Segue o desfile de carros do outro planeta, iniciada em 21/10/2011.

Mercedes W196

Em 54, chega o Mercedes W196, a quem só pode ser atribuído o adjetivo de “magnífico”, mais parecendo uma limusine em meio a carros populares – com uma diferença de preços equivalente. Cada W196 devia custar, entre projeto, construção, testes e manutenção, sem exagero, o orçamento de todo o resto do grid para o ano inteiro. E, absolutamente avessa ao risco, a Mercedes ainda recrutou o melhor piloto disponível, Juan Manuel Fangio. Resultado: a equipe disputou, entre 54 e 55, 12 GPs, vencendo nove deles, oito com Fangio e um com Stirling Moss, então uma jovem promessa do automobilismo.

Força dominante do automobilismo internacional nos anos 30, a Mercedes se reergueu incrivelmente rápido depois da II Guerra, sendo readmitida na Fia em 1950. Dois anos depois, já vencia as 24 Horas de Le Mans. Foi então que a decidiu partir para a Fórmula 1.

O regulamento havia mudado para a temporada 54, passando a acolher carros com motores de 2,5 litros. Ferrari e demais equipes não investiram na ideia e optaram por continuar com motores do ano anterior, de dois litros, o que facilitou um pouco a vida da Mercedes… Ela optou por um motor de oito cilindros em linha, potente e muito sofisticado do ponto de vista de engenharia.

O chassi do W196 era tubular e os freios a tambor!
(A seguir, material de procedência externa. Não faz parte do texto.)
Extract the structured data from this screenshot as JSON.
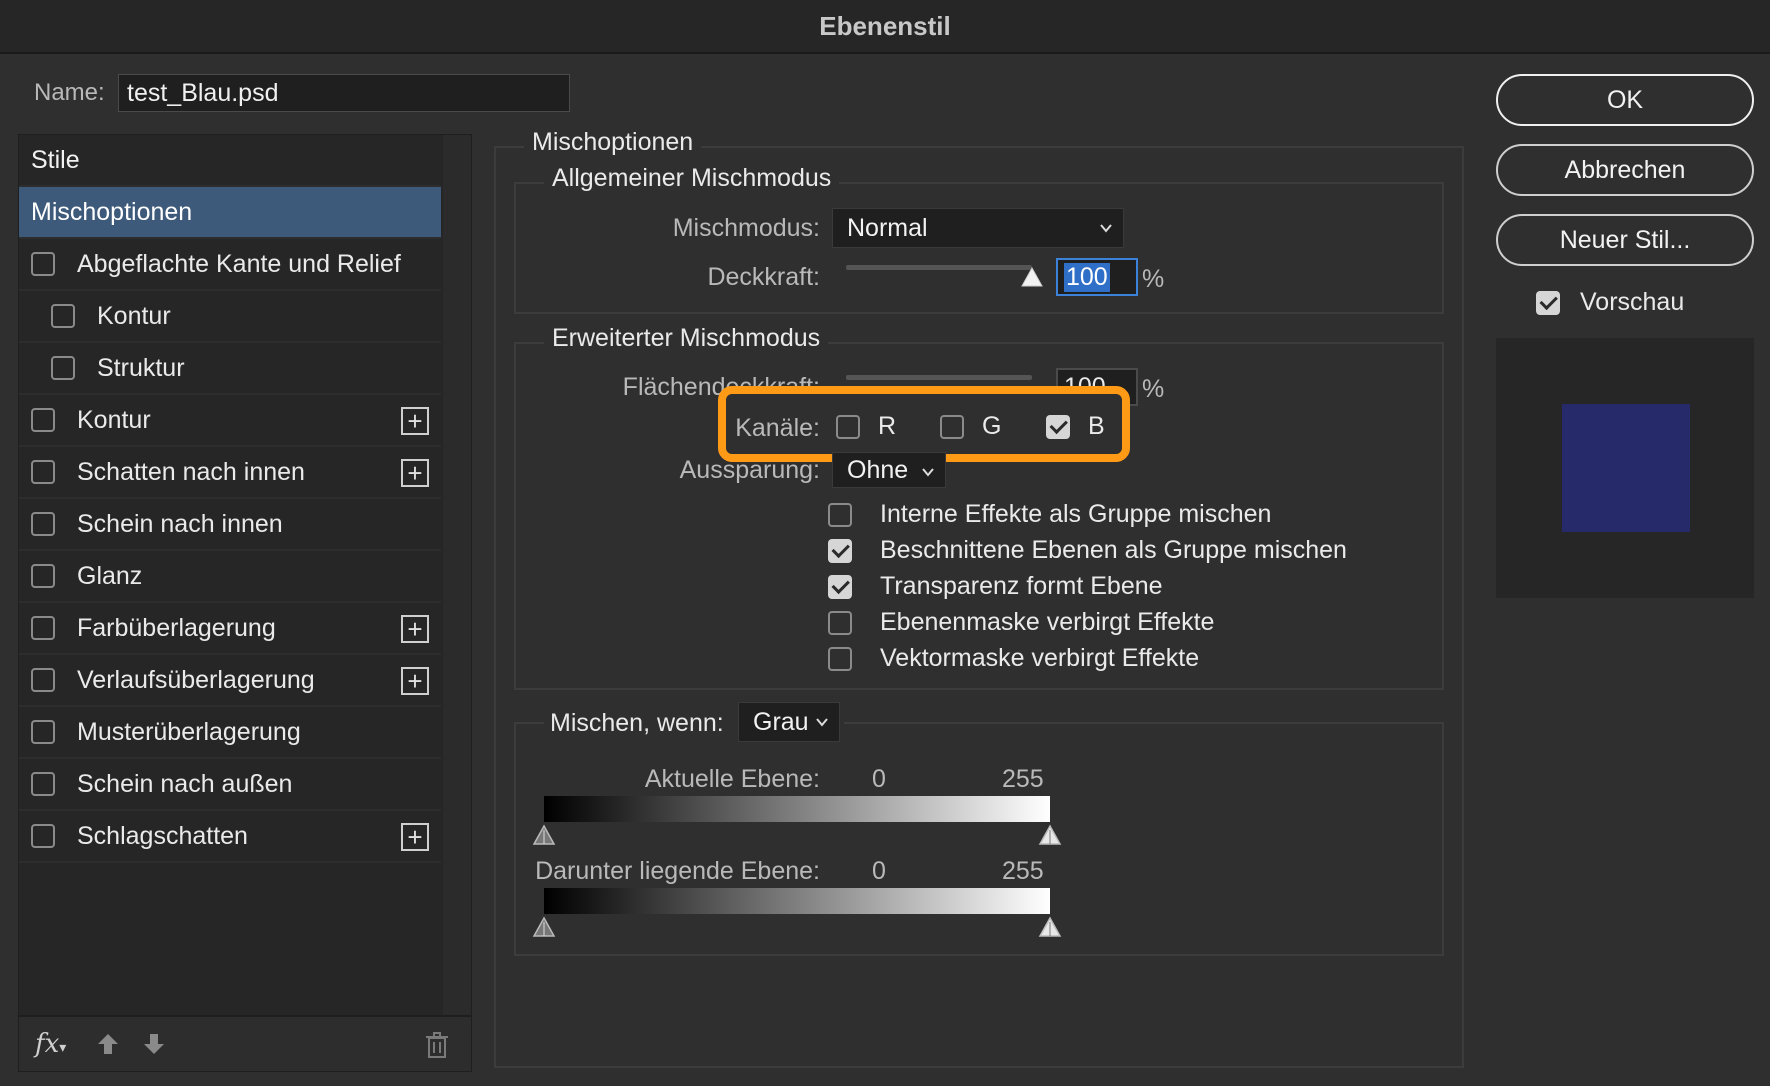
{
  "window": {
    "title": "Ebenenstil"
  },
  "name_field": {
    "label": "Name:",
    "value": "test_Blau.psd"
  },
  "style_list": {
    "header": "Stile",
    "selected": "Mischoptionen",
    "items": [
      {
        "label": "Abgeflachte Kante und Relief",
        "checked": false,
        "sub": false,
        "plus": false
      },
      {
        "label": "Kontur",
        "checked": false,
        "sub": true,
        "plus": false
      },
      {
        "label": "Struktur",
        "checked": false,
        "sub": true,
        "plus": false
      },
      {
        "label": "Kontur",
        "checked": false,
        "sub": false,
        "plus": true
      },
      {
        "label": "Schatten nach innen",
        "checked": false,
        "sub": false,
        "plus": true
      },
      {
        "label": "Schein nach innen",
        "checked": false,
        "sub": false,
        "plus": false
      },
      {
        "label": "Glanz",
        "checked": false,
        "sub": false,
        "plus": false
      },
      {
        "label": "Farbüberlagerung",
        "checked": false,
        "sub": false,
        "plus": true
      },
      {
        "label": "Verlaufsüberlagerung",
        "checked": false,
        "sub": false,
        "plus": true
      },
      {
        "label": "Musterüberlagerung",
        "checked": false,
        "sub": false,
        "plus": false
      },
      {
        "label": "Schein nach außen",
        "checked": false,
        "sub": false,
        "plus": false
      },
      {
        "label": "Schlagschatten",
        "checked": false,
        "sub": false,
        "plus": true
      }
    ],
    "footer": {
      "fx_label": "fx"
    }
  },
  "blend_options": {
    "title": "Mischoptionen",
    "general": {
      "title": "Allgemeiner Mischmodus",
      "mode_label": "Mischmodus:",
      "mode_value": "Normal",
      "opacity_label": "Deckkraft:",
      "opacity_value": "100",
      "opacity_unit": "%"
    },
    "advanced": {
      "title": "Erweiterter Mischmodus",
      "fill_label": "Flächendeckkraft:",
      "fill_value": "100",
      "fill_unit": "%",
      "channels_label": "Kanäle:",
      "channels": [
        {
          "label": "R",
          "checked": false
        },
        {
          "label": "G",
          "checked": false
        },
        {
          "label": "B",
          "checked": true
        }
      ],
      "knockout_label": "Aussparung:",
      "knockout_value": "Ohne",
      "options": [
        {
          "label": "Interne Effekte als Gruppe mischen",
          "checked": false
        },
        {
          "label": "Beschnittene Ebenen als Gruppe mischen",
          "checked": true
        },
        {
          "label": "Transparenz formt Ebene",
          "checked": true
        },
        {
          "label": "Ebenenmaske verbirgt Effekte",
          "checked": false
        },
        {
          "label": "Vektormaske verbirgt Effekte",
          "checked": false
        }
      ]
    },
    "blend_if": {
      "label": "Mischen, wenn:",
      "value": "Grau",
      "current_label": "Aktuelle Ebene:",
      "current_min": "0",
      "current_max": "255",
      "underlying_label": "Darunter liegende Ebene:",
      "underlying_min": "0",
      "underlying_max": "255"
    }
  },
  "buttons": {
    "ok": "OK",
    "cancel": "Abbrechen",
    "new_style": "Neuer Stil..."
  },
  "preview": {
    "label": "Vorschau",
    "checked": true,
    "swatch_color": "#272a6a"
  },
  "colors": {
    "highlight": "#ff9a17",
    "selection": "#3e5a7a"
  }
}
A suspensão do carro usava barras de torção, que só voltariam a ser usadas na categoria no Lotus 72, o carro que deu o título a Jochen Rindt e Emerson Fittipaldi em 70 e 72. O regulamento permitia e os engenheiros construíram o W196 em duas versões: uma clássica, outra com rodas cobertas, para ser usado em pistas velozes. Hoje, essa opção é proibida pelo regulamento.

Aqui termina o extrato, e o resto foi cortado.